Ongenda : “Mes débuts au PSG ? Mentalement, je n’étais pas prêt”

Après avoir fait ses débuts au sein de son club formateur, le PSG, Hervin Ongenda s’est un peu perdu. Il est désormais au FC Botosani en Roumanie. Dans un long entretien accordé à So Foot, le joueur de 23 ans est revenu sur ses années parisiennes (2013-2017).

Ses souvenirs du centre de formation

C’étaient des bons moments, c’est clair. J’avais des super coéquipiers, avec qui je suis encore en contact aujourd’hui comme Antoine Conte, Presnel Kimpembe ou Mike Maignan. C’était une petite famille.

Son but contre Bordeaux lors du Trophée des Champions (2-1, 3 août 2013) et l’après difficile.

Le but contre Bordeaux, l’un des plus beaux moment de ma carrière ? Oui, parce que c’est arrivé vite. Mais je n’étais pas prêt à ça, à tout ce qui a suivi après le match. Quand tu es sur le terrain, tu ne sais pas ce qu’il se passe autour. Tu ne penses qu’à jouer au football. C’est l’après qui est dur à gérer. Et mentalement, je n’étais pas prêt. Tout a changé. C’étaient les premières années des Qataris, avec tous les grands joueurs qui venaient d’arriver. Au milieu de tout ça, tu as un petit jeune qui arrive, qui marque aussi tôt… C’était un peu dur mentalement“, avoue Hervin Ongenda. “Tu te dis que tu as la possibilité de jouer, mais c’est dur, car il y a un groupe déjà en place. Lorsque tu arrives dans le groupe, tu penses que tu vas tout le temps jouer. Mais non, ça ne se passe pas comme ça. Derrière, pendant un mois et demi, j’étais tout le temps le 19e et je partais m’asseoir en tribunes. Mentalement, ça te plombe. Tu ne sais pas à quel moment tu vas jouer, tu reviens dans le groupe tout en t’entraînant bien et on te dit même que tu vas commencer le week-end. Sauf que non… C’était usant mentalement.

Un regret de ne pas s’être inscrit dans la durée au PSG ?
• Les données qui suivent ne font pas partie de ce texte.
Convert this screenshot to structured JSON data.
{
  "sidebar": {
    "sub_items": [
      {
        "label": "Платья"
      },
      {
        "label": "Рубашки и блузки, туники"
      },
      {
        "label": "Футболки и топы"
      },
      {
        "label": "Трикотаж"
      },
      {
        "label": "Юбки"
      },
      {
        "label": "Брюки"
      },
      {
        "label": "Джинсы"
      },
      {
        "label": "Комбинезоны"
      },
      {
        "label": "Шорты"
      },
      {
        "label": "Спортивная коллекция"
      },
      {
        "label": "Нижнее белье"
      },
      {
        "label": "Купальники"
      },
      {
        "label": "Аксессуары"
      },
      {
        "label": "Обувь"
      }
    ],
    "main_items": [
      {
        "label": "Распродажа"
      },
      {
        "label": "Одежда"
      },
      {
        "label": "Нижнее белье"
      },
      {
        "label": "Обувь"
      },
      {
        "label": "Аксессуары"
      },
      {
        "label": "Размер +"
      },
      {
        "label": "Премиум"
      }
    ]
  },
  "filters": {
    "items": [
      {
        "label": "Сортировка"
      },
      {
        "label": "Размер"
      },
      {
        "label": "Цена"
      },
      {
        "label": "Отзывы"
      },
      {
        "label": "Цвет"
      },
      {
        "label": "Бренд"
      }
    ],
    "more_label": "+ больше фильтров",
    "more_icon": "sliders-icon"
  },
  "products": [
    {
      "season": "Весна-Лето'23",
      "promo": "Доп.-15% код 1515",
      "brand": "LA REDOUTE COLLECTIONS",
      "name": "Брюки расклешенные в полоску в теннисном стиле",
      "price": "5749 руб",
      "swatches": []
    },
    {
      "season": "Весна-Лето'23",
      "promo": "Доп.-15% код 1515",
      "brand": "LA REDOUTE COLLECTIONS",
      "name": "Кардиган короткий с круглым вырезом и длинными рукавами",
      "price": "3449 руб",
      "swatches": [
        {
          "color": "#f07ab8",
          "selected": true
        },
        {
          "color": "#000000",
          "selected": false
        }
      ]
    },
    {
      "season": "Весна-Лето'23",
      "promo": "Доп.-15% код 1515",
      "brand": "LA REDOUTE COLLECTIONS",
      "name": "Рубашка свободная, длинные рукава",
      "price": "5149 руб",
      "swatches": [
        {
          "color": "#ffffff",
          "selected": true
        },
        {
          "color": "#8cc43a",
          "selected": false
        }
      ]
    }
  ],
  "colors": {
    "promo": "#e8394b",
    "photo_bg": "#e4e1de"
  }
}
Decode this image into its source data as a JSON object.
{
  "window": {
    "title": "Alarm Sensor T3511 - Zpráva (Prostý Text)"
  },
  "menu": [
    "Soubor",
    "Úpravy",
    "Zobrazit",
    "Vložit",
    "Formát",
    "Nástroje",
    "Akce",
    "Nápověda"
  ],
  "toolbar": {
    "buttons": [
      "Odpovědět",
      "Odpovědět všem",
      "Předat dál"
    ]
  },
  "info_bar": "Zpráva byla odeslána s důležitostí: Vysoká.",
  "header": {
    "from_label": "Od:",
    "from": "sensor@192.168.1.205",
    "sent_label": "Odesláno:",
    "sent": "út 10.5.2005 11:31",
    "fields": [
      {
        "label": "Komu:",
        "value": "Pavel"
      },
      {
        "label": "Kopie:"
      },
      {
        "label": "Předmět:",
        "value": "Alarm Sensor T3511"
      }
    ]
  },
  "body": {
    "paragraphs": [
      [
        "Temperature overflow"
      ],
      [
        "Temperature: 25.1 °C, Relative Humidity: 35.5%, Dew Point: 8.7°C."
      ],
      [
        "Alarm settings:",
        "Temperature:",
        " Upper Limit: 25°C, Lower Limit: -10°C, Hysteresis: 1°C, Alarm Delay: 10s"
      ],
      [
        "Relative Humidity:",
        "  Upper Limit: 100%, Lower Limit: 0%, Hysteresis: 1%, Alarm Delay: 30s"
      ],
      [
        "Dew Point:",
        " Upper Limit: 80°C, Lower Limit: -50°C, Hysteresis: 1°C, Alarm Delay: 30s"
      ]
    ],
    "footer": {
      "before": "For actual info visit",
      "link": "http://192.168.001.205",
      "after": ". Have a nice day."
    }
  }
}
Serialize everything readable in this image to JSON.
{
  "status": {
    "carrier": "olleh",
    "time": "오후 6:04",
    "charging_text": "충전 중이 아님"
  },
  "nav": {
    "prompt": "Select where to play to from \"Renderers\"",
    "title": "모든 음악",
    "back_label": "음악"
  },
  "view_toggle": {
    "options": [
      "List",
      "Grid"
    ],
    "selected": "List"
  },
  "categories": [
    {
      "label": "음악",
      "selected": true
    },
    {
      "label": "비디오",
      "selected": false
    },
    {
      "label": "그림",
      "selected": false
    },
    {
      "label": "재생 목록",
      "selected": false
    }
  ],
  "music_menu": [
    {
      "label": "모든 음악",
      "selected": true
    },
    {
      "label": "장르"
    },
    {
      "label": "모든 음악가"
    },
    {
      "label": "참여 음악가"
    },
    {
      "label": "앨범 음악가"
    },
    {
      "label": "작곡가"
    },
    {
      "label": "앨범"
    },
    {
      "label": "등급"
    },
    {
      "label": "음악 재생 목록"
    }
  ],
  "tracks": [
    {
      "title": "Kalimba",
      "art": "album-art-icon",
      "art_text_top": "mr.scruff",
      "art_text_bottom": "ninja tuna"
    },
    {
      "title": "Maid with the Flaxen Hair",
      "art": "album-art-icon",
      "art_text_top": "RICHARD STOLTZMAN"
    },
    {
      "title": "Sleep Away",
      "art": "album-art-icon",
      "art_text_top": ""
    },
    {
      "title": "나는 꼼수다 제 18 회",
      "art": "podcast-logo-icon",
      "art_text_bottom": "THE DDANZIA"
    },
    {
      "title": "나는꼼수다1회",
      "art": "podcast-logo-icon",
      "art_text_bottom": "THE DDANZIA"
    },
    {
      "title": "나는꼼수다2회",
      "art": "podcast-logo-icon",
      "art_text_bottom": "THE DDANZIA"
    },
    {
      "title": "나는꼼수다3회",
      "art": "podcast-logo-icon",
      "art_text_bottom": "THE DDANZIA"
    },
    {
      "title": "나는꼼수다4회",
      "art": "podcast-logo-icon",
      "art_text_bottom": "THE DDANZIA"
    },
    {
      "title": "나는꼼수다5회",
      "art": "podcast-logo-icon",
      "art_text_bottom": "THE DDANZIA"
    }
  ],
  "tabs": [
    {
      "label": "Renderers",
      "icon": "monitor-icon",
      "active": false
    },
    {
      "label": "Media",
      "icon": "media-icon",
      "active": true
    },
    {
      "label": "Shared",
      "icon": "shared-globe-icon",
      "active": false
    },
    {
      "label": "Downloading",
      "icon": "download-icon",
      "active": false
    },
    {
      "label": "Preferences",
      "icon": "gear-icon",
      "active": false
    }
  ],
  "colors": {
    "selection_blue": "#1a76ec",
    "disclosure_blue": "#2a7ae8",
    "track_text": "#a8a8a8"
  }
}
Je pense que si j’avais eu ma chance sur la durée, ça aurait tout changé. Mentalement, je n’aurais pas eu cette période.

Côtoyer Zlatan Ibrahimovic et les stars de l’effectif parisien

Cette période où tu côtoyais notamment Ibra, elle te paraît loin ? Non, c’était il y a seulement quatre-cinq ans. Ibra, il n’était pas moqueur avec moi, mais il aimait bien être sur mon dos. C’est parce qu’il m’aimait bien. Sinon, il ne m’aurait rien dit. C’est clair que lorsque tu arrives dans un groupe et qu’un mec comme lui t’accueille comme ça, ça donne de la confiance. Après, c’est bien d’être dans le groupe. Mais pour y rester, il faut avoir le niveau. Si tu ne l’as pas, tu repars en CFA et basta. J’avais le niveau pour jouer à Paris ? Oui, je l’avais. Je pense que je l’ai toujours, même.

Ce qui lui a manqué pour rester au PSG

C’était un manque de sérieux… J’avais lâché. Un coup tu es dans le groupe, un coup tu n’es pas dedans. C’était vraiment dur de ne pas jouer. Je pars de ce fait en prêt à Bastia, et même là, il y a eu un manque de communication. Au moment où je pars, le discours qu’on me tient au club était : « On voulait que tu restes, mais c’est toi qui pars. » Bah ouais, mais vous me dites ça à la fin quand tout est ficelé…

Son départ du PSG (janvier 2017)

Ça a été dur. Mine de rien, je suis resté onze ans à Paris. Quitter le club a été un moment très difficile. Je n’ai pas de regret, j’avance. Peut-être qu’un jour, nos chemins vont se recroiser. J’y crois.”